After the successful 1912 Games, these games returned to a drawn out schedule. The Games opened in April and lasted up through September. There were 2,626 athletes participating in this Olympiad, with the United States capturing the most medals with 41g, 27s, 27b.
This Olympiad saw several records and the implementation of the Olympic Oath, the flying of the Olympic flag, and the release of doves as a symbol of peace. In one of the more unique moments the finals of one of the sailing events was moved to the Netherlands, as the only competitors in the event were Dutch.
Finland’s Paavo Nurmi won the 10,000 and 8,000 cross country events, adding another silver and a team gold in cross country to help derail the United States dominance of athletic events.
These Games also featured a week of winter sports with figure skating last contested at the 1908 Games and ice hockey making its debut.

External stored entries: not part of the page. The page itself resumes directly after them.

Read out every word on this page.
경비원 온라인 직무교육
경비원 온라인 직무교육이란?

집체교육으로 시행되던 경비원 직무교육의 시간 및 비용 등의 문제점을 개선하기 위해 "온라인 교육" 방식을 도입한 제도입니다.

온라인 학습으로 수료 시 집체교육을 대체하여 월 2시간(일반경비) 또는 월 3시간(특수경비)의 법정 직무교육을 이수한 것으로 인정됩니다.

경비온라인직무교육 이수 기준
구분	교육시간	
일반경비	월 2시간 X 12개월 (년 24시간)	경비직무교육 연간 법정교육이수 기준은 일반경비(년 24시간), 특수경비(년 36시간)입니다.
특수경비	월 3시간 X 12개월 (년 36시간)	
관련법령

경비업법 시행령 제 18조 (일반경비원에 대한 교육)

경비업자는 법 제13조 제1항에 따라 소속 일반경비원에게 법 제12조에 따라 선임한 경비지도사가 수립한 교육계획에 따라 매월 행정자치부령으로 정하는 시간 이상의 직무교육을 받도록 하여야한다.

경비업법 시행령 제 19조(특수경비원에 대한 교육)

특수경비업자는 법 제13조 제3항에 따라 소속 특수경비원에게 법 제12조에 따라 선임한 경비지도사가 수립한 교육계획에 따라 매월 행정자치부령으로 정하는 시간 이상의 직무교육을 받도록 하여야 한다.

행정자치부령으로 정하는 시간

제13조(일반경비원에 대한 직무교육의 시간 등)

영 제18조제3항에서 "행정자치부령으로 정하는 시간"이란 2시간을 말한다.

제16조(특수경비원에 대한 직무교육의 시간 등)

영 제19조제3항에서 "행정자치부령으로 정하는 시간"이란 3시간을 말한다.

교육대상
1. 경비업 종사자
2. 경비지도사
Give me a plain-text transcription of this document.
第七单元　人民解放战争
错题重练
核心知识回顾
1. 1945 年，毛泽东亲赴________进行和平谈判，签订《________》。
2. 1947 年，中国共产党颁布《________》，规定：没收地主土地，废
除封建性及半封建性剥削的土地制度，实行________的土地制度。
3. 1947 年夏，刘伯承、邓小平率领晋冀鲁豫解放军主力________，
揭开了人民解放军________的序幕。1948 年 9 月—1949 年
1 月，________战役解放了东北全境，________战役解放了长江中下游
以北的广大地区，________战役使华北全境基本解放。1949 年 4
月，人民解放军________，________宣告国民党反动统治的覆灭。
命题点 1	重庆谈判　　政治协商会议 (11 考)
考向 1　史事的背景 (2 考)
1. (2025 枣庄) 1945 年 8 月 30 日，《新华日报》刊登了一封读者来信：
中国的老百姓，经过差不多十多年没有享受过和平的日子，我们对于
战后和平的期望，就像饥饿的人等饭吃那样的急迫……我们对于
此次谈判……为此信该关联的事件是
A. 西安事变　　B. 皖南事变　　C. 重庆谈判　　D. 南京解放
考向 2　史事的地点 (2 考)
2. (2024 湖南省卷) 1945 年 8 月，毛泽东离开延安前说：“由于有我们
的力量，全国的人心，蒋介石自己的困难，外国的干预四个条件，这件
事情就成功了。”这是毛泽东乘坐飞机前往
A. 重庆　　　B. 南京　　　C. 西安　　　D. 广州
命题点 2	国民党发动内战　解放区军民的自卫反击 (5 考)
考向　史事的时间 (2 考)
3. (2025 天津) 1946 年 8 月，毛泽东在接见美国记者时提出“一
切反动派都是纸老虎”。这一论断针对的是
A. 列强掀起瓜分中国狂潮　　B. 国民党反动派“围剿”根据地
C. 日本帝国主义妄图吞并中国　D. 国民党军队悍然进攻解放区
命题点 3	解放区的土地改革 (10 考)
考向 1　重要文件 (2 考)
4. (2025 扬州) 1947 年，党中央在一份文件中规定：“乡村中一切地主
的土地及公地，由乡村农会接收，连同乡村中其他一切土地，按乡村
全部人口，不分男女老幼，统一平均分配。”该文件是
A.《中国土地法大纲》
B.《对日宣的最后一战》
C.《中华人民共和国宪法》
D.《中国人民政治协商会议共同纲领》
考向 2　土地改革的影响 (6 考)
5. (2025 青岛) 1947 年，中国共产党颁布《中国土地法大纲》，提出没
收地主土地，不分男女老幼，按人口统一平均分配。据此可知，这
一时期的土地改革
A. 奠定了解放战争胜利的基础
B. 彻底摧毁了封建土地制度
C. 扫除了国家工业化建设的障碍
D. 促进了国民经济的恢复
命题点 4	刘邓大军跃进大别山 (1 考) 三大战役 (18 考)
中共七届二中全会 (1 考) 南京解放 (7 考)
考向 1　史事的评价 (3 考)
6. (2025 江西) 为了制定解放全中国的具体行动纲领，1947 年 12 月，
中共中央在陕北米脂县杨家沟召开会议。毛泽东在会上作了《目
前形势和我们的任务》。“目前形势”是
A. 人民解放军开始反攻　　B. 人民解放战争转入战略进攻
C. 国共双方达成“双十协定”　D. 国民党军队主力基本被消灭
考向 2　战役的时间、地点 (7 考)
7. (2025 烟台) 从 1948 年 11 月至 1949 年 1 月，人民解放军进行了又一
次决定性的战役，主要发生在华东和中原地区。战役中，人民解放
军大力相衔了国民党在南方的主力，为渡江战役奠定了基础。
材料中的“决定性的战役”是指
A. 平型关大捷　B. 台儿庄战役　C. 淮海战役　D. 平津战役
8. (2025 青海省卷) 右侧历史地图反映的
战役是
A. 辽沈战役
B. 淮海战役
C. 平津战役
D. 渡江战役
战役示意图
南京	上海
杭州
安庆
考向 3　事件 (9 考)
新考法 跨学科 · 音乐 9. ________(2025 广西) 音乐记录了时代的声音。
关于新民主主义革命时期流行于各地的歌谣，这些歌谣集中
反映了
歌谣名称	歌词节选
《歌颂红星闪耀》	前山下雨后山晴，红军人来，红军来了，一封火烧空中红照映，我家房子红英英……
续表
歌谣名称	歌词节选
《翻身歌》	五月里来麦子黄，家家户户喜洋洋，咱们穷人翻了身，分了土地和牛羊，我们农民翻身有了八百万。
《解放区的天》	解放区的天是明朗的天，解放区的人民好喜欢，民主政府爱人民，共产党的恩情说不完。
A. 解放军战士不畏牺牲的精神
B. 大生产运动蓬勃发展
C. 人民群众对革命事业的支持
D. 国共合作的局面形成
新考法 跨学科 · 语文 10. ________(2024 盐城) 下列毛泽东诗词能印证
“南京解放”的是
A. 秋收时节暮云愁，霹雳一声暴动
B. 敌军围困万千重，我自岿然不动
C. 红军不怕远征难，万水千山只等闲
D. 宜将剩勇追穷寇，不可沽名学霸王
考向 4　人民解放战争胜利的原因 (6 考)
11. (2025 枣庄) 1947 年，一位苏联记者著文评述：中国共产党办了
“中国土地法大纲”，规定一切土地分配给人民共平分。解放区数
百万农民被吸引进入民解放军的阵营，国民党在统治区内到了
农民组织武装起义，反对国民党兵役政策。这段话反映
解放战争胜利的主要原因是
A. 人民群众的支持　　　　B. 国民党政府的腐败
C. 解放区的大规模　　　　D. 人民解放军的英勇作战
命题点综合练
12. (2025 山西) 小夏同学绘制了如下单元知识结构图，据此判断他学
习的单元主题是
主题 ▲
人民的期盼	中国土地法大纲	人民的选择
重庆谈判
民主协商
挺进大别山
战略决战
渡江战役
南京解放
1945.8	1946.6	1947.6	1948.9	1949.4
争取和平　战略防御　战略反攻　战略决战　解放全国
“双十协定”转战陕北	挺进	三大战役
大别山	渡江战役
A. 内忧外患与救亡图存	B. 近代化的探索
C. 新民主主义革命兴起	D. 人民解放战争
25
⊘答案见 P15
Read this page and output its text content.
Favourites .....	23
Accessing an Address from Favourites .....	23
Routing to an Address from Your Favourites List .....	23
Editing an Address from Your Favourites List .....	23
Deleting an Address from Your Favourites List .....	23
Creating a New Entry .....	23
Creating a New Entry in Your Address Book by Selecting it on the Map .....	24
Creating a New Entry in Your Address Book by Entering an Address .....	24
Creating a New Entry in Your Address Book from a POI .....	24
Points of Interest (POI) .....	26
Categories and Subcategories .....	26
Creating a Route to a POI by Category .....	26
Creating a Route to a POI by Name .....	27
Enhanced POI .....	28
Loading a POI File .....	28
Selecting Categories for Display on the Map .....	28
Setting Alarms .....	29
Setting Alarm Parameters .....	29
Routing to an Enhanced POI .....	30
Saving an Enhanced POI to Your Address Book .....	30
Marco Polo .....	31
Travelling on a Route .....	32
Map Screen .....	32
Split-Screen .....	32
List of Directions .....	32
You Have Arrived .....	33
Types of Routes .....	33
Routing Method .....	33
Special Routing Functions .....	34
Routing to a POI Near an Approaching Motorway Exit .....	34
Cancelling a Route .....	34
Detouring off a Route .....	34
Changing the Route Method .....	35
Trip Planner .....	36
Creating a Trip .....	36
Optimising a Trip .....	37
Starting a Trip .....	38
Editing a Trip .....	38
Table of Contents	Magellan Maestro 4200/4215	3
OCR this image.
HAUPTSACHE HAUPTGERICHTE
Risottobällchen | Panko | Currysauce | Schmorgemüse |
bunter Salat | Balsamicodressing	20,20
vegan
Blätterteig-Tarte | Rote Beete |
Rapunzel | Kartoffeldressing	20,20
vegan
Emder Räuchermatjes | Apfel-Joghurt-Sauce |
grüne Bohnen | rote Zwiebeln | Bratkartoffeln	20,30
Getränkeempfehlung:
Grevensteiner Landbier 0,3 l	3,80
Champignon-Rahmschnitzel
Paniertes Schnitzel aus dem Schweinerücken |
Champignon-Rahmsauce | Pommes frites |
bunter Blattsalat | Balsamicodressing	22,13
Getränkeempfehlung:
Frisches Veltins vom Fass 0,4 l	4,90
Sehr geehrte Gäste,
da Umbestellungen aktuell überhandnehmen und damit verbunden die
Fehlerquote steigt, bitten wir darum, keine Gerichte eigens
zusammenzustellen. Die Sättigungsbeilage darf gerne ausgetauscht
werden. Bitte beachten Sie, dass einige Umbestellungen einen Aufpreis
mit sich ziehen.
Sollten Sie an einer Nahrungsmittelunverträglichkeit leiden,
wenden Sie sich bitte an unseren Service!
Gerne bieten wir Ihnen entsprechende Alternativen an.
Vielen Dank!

Twenty-nine nations participated, one more than the 1912 Games. During the Games, the Olympic Organizing Committee went bankrupt, and no official report of the Games was created. The documentation was undertaken by the Belgian Olympic Committee headquartered in Brussels.
After this Olympiad the Games would be divided into a Summer and Winter Games, both contested in the same year, and traditionally with the same host country. The Games would return to Paris in 1924 for the Summer Games, and Chamonix would be the host site of the Winter Games.